La ministra de Educación porteña, Mercedes Miguel, buscó instalar una definición tajante frente a la ola de amenazas de tiroteos en escuelas: “no es una broma, es un delito”. La frase, repetida como mantra, marca el tono de un Gobierno que, ante un fenómeno complejo y multicausal, parece inclinarse más por la lógica punitiva que por una lectura integral del problema.

En paralelo, el jefe de Gobierno, Jorge Macri, anunció el refuerzo de protocolos que activan la intervención policial, judicial y de organismos de niñez ante cada episodio. El despliegue incluye incluso la incautación de celulares y el rastreo de conversaciones privadas de menores. La escena: chicos de 11 o 12 años bajo la lupa del sistema penal.

Criminalizar la infancia, una respuesta ligera

Miguel insistió en que los niños “no tienen dimensión” de lo que hacen. Sin embargo, esa misma afirmación entra en tensión con la decisión oficial de encuadrar sus conductas como delito. La contradicción no es menor: si no hay comprensión plena, ¿qué sentido tiene la amenaza penal como eje de la política pública?

  • Se instala la idea de “límite” desde la sanción antes que desde la pedagogía.
  • Se desplaza la responsabilidad hacia las familias y las redes sociales.
  • Se invisibiliza el rol del Estado en la prevención y el acompañamiento.

El resultado es una respuesta que corre el eje: del cuidado al castigo.

El fantasma de las redes y la coartada perfecta

La ministra apuntó contra TikTok y la viralización de desafíos como motor del fenómeno. La explicación, aunque atendible, aparece incompleta y funcional: pone el foco en plataformas globales mientras evita discutir el deterioro local del sistema educativo.

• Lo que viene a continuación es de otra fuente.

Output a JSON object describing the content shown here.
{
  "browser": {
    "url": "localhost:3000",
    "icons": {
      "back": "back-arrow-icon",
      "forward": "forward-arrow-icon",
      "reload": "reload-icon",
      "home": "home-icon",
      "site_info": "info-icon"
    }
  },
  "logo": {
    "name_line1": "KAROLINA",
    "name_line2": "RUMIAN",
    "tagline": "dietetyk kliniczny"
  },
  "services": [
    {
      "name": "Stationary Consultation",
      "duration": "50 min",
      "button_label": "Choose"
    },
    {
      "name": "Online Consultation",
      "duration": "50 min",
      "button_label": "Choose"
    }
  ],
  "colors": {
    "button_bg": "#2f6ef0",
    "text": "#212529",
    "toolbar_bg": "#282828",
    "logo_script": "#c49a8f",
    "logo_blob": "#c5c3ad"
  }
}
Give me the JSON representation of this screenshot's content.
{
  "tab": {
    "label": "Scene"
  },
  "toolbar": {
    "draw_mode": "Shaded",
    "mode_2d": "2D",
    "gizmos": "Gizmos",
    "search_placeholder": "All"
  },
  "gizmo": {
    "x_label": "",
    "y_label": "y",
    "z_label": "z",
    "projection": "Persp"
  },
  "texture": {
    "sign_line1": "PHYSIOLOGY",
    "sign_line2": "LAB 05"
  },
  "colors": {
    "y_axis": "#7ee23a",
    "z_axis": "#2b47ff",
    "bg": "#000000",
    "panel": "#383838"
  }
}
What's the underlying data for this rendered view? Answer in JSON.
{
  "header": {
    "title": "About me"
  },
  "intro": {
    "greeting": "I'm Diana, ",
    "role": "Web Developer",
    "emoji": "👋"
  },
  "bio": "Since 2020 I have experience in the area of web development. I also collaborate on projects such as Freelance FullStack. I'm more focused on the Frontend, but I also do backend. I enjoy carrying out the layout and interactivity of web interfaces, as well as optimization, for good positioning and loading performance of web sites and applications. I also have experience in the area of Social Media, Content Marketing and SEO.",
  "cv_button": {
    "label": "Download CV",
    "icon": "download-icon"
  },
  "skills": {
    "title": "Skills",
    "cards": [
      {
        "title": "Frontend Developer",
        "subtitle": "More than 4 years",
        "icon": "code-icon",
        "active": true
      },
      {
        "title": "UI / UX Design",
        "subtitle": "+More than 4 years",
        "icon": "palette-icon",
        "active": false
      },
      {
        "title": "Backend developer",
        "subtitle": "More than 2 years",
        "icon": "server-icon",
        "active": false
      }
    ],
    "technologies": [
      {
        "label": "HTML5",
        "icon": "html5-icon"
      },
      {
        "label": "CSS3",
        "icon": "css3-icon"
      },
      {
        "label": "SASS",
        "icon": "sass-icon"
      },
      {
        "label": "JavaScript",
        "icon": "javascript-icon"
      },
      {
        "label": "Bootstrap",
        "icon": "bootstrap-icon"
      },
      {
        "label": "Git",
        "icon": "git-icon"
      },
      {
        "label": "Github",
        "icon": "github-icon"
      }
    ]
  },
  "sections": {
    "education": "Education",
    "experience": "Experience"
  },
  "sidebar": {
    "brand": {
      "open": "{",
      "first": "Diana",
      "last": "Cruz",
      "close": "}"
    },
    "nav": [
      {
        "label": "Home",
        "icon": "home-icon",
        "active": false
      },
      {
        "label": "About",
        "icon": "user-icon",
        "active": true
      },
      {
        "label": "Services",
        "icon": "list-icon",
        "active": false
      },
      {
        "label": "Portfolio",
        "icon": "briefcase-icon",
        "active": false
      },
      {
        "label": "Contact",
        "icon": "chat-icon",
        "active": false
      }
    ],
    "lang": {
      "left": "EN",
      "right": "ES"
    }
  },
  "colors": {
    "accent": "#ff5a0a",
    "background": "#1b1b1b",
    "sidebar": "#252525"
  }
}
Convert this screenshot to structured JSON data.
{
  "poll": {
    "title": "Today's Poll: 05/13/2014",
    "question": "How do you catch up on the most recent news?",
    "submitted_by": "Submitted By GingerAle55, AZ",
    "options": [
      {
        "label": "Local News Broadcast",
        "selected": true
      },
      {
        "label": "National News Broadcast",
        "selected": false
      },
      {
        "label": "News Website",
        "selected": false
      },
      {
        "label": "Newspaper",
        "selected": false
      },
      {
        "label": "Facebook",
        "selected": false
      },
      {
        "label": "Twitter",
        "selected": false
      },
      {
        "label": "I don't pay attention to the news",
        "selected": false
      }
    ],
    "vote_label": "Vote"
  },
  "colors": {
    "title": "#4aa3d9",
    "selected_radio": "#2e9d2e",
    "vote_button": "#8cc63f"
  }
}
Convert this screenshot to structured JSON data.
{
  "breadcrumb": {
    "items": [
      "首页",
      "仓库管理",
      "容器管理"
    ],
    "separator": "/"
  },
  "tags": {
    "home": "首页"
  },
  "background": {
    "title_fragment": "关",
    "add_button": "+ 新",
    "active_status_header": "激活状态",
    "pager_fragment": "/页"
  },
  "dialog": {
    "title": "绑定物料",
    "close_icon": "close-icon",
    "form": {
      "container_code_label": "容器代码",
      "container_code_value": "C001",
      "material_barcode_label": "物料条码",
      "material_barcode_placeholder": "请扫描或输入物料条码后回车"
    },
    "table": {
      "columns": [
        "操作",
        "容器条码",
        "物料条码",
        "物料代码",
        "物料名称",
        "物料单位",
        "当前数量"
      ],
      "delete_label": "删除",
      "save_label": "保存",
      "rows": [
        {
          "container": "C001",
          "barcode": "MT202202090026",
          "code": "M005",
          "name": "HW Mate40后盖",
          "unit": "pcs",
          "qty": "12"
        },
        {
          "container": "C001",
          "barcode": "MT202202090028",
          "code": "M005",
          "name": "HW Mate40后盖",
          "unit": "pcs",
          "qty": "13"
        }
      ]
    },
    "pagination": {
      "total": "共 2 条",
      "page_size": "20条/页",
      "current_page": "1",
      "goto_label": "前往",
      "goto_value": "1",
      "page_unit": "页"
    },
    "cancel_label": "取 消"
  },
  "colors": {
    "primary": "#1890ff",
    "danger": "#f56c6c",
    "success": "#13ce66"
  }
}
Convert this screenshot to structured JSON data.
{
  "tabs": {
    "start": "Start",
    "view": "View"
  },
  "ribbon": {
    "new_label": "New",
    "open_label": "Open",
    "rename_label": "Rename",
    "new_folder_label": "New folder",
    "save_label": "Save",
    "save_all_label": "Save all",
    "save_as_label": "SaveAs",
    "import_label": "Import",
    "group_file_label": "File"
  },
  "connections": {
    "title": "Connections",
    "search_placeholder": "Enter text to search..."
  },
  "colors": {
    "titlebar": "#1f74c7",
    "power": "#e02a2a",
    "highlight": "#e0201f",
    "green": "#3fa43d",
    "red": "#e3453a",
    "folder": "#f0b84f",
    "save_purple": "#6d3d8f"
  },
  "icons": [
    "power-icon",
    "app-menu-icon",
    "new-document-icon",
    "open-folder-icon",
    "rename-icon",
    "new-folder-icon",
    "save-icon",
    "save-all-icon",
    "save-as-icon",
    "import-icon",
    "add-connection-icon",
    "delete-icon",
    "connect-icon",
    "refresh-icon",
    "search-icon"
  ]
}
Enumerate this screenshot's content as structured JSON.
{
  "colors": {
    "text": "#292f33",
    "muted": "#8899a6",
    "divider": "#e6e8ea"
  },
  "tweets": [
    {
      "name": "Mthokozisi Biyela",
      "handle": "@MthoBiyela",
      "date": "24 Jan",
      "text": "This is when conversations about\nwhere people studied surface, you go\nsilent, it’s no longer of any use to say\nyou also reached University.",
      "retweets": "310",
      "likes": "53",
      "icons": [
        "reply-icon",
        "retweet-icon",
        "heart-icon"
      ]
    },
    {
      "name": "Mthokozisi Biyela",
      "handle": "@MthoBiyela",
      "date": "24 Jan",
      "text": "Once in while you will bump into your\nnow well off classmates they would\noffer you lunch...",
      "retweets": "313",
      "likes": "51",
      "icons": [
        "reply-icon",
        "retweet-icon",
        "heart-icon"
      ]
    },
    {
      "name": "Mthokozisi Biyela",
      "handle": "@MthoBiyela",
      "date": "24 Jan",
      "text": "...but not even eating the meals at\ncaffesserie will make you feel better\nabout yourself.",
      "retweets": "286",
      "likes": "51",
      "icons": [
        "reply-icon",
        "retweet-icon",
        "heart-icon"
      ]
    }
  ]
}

En la Ciudad, docentes vienen denunciando:

  • Falta de equipos interdisciplinarios suficientes (psicólogos, trabajadores sociales).
  • Escasa capacitación para abordar conflictos digitales y violencias emergentes.
  • Recortes presupuestarios que impactan en programas socioeducativos.

Sin esas herramientas, la escuela queda sola frente a problemáticas cada vez más complejas.

Protocolos sin comunidad

El Gobierno porteño difundió un instructivo para familias que incluye revisar mochilas, controlar celulares y denunciar al 911. La prevención queda así reducida a la vigilancia doméstica y al reflejo policial.

Pero en esa lógica se diluye algo central: la construcción de comunidad educativa. No hay mención concreta a espacios de escucha, trabajo con estudiantes, ni estrategias sostenidas de educación digital crítica.

Lo que no se dice

Mientras se multiplican las amenazas, también crece el miedo. Familias que dudan en enviar a sus hijos a la escuela y docentes que enfrentan situaciones para las que no fueron preparados. Sin embargo, el discurso oficial evita una autocrítica de fondo:

  • ¿Qué pasa con el presupuesto educativo en la Ciudad?
  • ¿Dónde están los equipos de acompañamiento permanentes?
  • ¿Qué políticas integrales se implementan más allá del protocolo reactivo?

La apelación al delito ordena el relato, pero no resuelve el problema.

Entre el control y el abandono

El mensaje final del Gobierno parece oscilar entre dos extremos: más control y menos Estado presente en lo cotidiano. Se endurecen las respuestas cuando el conflicto estalla, pero se debilitan las políticas que podrían prevenirlo.

En ese terreno, la escuela queda atrapada: exigida para contener, pero sin recursos; señalada como espacio de riesgo, pero sin respaldo suficiente.

La pregunta de fondo sigue abierta: si los chicos no dimensionan, como admite la propia ministra, ¿no debería el Estado dimensionar mejor su respuesta?